Before it can move from tests to deployment, TEN will need radio spectrum licenses across the region. The company is now talking with several spectrum holders, Hughey said. The company plans to use paired spectrum, with one band for upstream and one for downstream traffic. It's not clear yet what spectrum TEN will be able to use, but the company would like to tap into the 700MHz band, the same range that Verizon Wireless plans to use for its LTE network, coming later this year. In general, the 700MHz band offers greater reach per cell site than higher bands.
Alcatel said it could adapt to different bands depending on where TEN gets its licenses. Alcatel wouldn't comment on how much bandwidth its equipment could deliver, saying that depends on how much spectrum TEN has.
If LTE works as expected and the frequencies are available, it will probably take between 12 and 18 months to roll out the network, TEN's Hughey estimated.
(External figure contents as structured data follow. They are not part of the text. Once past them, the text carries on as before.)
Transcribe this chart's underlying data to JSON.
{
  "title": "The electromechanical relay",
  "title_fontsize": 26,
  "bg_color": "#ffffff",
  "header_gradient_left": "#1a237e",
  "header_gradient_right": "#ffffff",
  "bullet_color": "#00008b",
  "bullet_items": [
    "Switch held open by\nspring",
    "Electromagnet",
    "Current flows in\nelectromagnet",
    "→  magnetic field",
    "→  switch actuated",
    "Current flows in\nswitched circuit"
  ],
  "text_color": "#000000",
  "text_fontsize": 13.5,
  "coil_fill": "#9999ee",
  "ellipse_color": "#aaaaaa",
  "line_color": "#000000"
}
The service provider hopes later to expand to other parts of the U.S. and potentially other countries.
However, the company remains focused on the oil and gas industries. If it does allow private residents of the Permian Basin to hop on to the LTE network, its service-level agreements with oil companies will have to come first, Hughey said.
"You wouldn't want somebody throwing a slingbox on there and taking bandwidth off the network," Hughey said.